Side by side with the rise of processed food, the late 1950s also saw the rise of organic farming, with the move to ban DDT and other pesticides. By 1962, Silent Spring author Rachel Carson became a prophet for any who would heed her words as she warned that our planet would simply run out from misuse. And then, as the civil rights movement took hold, so too did another movement of Black farmers. Famed civil rights pioneer Fanny Lou Hamer was quoted saying, at the time, “Land is the key; it’s tied to voter registration.” Hamer went on to found the Freedom Farm Cooperative in Sunflower County, Mississippi, organizing farmworkers alongside food and health-care cooperatives. This cooperative model is intriguingly a model that can be replicated in urban settings today. (We even have the return of voting rights to join with the issue of food sovereignty, alas.)
For us to shift our habits and practices, we will need an inside/outside strategy. On his second day in office, President Biden signed an executive order for COVID relief that included a massive package for food assistance in a message that cited “one in seven households, and more than one in five Black and Latino households, report that their household is struggling to secure the food they need.” Biden’s plan extended the 15 percent Supplemental Nutrition Assistance Program (SNAP) benefit increase, investing $3 billion to help women, infants, and children get the food they need, among other key steps. He asked the USDA to take steps to provide nutrition assistance to working families, including to ensure that kids who were missing meals due to school closures get fed and to increase nutrition assistance.
Indeed, COVID, along with the staggering cuts to food assistance during the Trump years, has created a new crisis situation that is nonetheless ripe with opportunity. Bittman introduces the term “agroecology,” a word he says was first introduced 100 years ago to describe the type of relationship we must have with our food.
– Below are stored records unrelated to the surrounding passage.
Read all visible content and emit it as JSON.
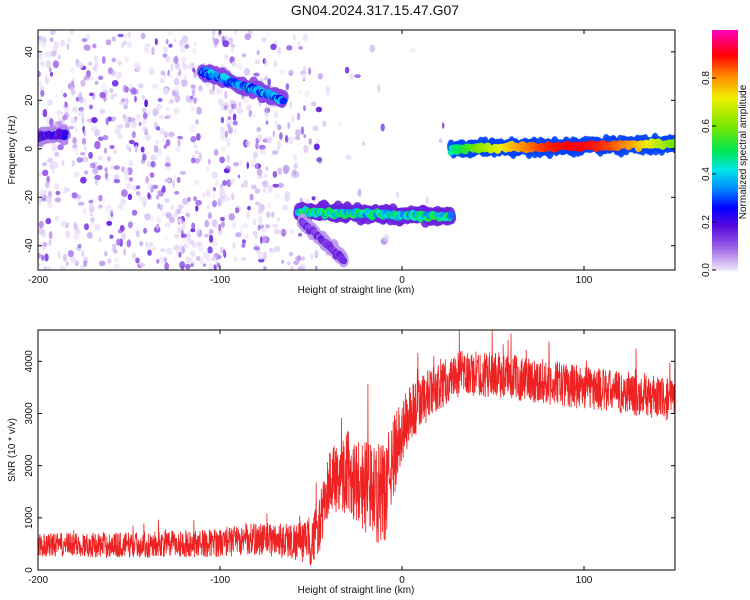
{
  "title": "GN04.2024.317.15.47.G07",
  "chart_data": [
    {
      "type": "heatmap",
      "name": "spectrogram",
      "xlabel": "Height of straight line (km)",
      "ylabel": "Frequency (Hz)",
      "xlim": [
        -200,
        150
      ],
      "ylim": [
        -50,
        49
      ],
      "xticks": [
        -200,
        -100,
        0,
        100
      ],
      "yticks": [
        -40,
        -20,
        0,
        20,
        40
      ],
      "colorbar": {
        "label": "Normalized spectral amplitude",
        "range": [
          0,
          1
        ],
        "ticks": [
          0.0,
          0.2,
          0.4,
          0.6,
          0.8
        ]
      },
      "ridges": [
        {
          "x_start": -110,
          "x_end": -65,
          "f_start": 32,
          "f_end": 20,
          "amplitude": 0.35
        },
        {
          "x_start": -200,
          "x_end": -185,
          "f_start": 5,
          "f_end": 6,
          "amplitude": 0.2
        },
        {
          "x_start": -57,
          "x_end": 27,
          "f_start": -26,
          "f_end": -28,
          "amplitude": 0.45
        },
        {
          "x_start": -55,
          "x_end": -32,
          "f_start": -30,
          "f_end": -46,
          "amplitude": 0.15
        },
        {
          "x_start": 27,
          "x_end": 150,
          "f_start": 0,
          "f_end": 2,
          "amplitude": 0.85
        }
      ]
    },
    {
      "type": "line",
      "name": "snr",
      "xlabel": "Height of straight line (km)",
      "ylabel": "SNR (10 * v/v)",
      "xlim": [
        -200,
        150
      ],
      "ylim": [
        0,
        4600
      ],
      "xticks": [
        -200,
        -100,
        0,
        100
      ],
      "yticks": [
        0,
        1000,
        2000,
        3000,
        4000
      ],
      "color": "#ee2222",
      "trend": {
        "x": [
          -200,
          -150,
          -100,
          -80,
          -60,
          -50,
          -45,
          -40,
          -30,
          -20,
          -10,
          -5,
          0,
          5,
          10,
          20,
          30,
          50,
          80,
          100,
          120,
          150
        ],
        "y": [
          480,
          480,
          520,
          600,
          560,
          520,
          900,
          1700,
          1900,
          1600,
          1400,
          2100,
          2700,
          3000,
          3200,
          3500,
          3750,
          3750,
          3600,
          3500,
          3400,
          3250
        ]
      },
      "noise_amplitude": {
        "x": [
          -200,
          -100,
          -60,
          -50,
          -30,
          -10,
          0,
          20,
          150
        ],
        "y": [
          250,
          300,
          400,
          500,
          900,
          1100,
          700,
          500,
          450
        ]
      }
    }
  ]
}
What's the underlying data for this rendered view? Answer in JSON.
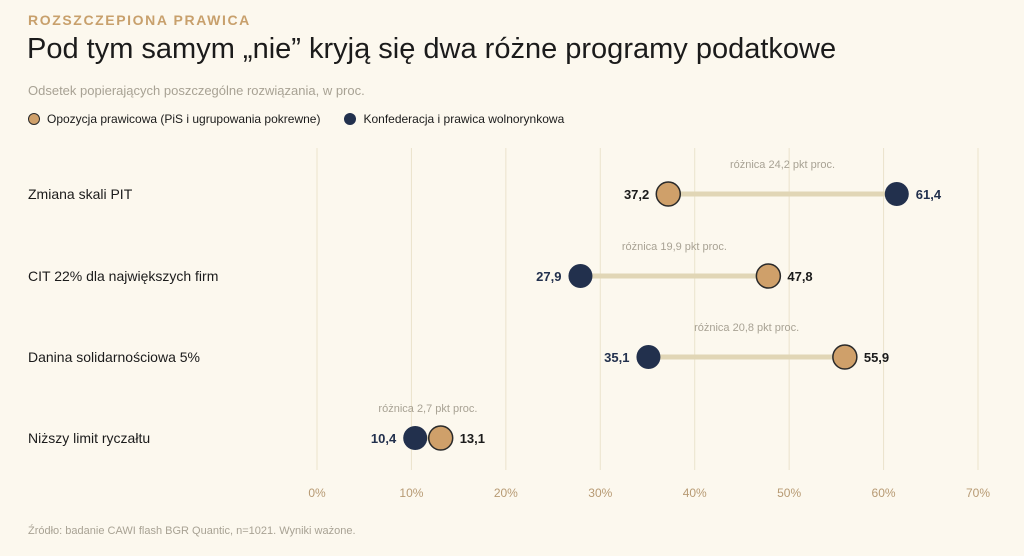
{
  "header": {
    "kicker": "ROZSZCZEPIONA PRAWICA",
    "title": "Pod tym samym „nie” kryją się dwa różne programy podatkowe",
    "subtitle": "Odsetek popierających poszczególne rozwiązania, w proc."
  },
  "legend": {
    "opozycja": "Opozycja prawicowa (PiS i ugrupowania pokrewne)",
    "konfederacja": "Konfederacja i prawica wolnorynkowa"
  },
  "colors": {
    "opozycja": "#cfa06a",
    "konfederacja": "#22304d",
    "connector": "#e1d6b6",
    "grid": "#ebe3cc",
    "kicker": "#c8a06c"
  },
  "chart_data": {
    "type": "dumbbell",
    "xlim": [
      0,
      70
    ],
    "xticks": [
      0,
      10,
      20,
      30,
      40,
      50,
      60,
      70
    ],
    "tick_labels": [
      "0%",
      "10%",
      "20%",
      "30%",
      "40%",
      "50%",
      "60%",
      "70%"
    ],
    "series": [
      {
        "name": "Opozycja prawicowa (PiS i ugrupowania pokrewne)",
        "key": "opozycja"
      },
      {
        "name": "Konfederacja i prawica wolnorynkowa",
        "key": "konfederacja"
      }
    ],
    "rows": [
      {
        "category": "Zmiana skali PIT",
        "opozycja": 37.2,
        "konfederacja": 61.4,
        "opozycja_label": "37,2",
        "konfederacja_label": "61,4",
        "diff_label": "różnica 24,2 pkt proc."
      },
      {
        "category": "CIT 22% dla największych firm",
        "opozycja": 47.8,
        "konfederacja": 27.9,
        "opozycja_label": "47,8",
        "konfederacja_label": "27,9",
        "diff_label": "różnica 19,9 pkt proc."
      },
      {
        "category": "Danina solidarnościowa 5%",
        "opozycja": 55.9,
        "konfederacja": 35.1,
        "opozycja_label": "55,9",
        "konfederacja_label": "35,1",
        "diff_label": "różnica 20,8 pkt proc."
      },
      {
        "category": "Niższy limit ryczałtu",
        "opozycja": 13.1,
        "konfederacja": 10.4,
        "opozycja_label": "13,1",
        "konfederacja_label": "10,4",
        "diff_label": "różnica 2,7 pkt proc."
      }
    ]
  },
  "footer": {
    "source": "Źródło: badanie CAWI flash BGR Quantic, n=1021. Wyniki ważone."
  }
}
Simply put, it means producing food in concert with nature to ensure social justice, broadly defined, especially land for the landless and farmers controlling their own produce. This concept includes organic practices like composting, while necessitating growing food closer to the population it’s feeding. Ideally, locales large and small would adapt this philosophy, but at the very least, Bittman argues, we need to mitigate the harm done by industrially produced food. Bittman sees low wages as a major culprit in keeping this system alive. Expand to a living income for all industrialized agricultural workers, he argues, and the equation will immediately shift.
This vision of food organizing is promoted by the global peasant organization La Via Campesina, a loose confederation of 200 million farmers and activists organized for food sovereignty, with whom Bittman has worked. We have much to learn from them. And there are groups like the Detroit Black Community Food Security Network that promotes food access and collective buying. I found it hopeful to read that Detroit has more than 1,000 community gardens today.
The U.S. government has enormous buying and persuasion power. On an average day, more than 30 million American kids receive meals in their public schools. School districts are organizing, even without federal support, to provide nutritious meals to their students. The LA Unified School District began a Good Food Purchasing Program in 2021, and today, nine major school systems have joined in equaling a billion dollars annually of food purchases.
This is a movement where everyone has something at stake. By acknowledging first that healthy and plentiful food is a right, not a privilege, we can begin the long journey in upending all assumptions about food, food production, and delivery. There is much work to do, but certainly nothing more necessary to sustain us.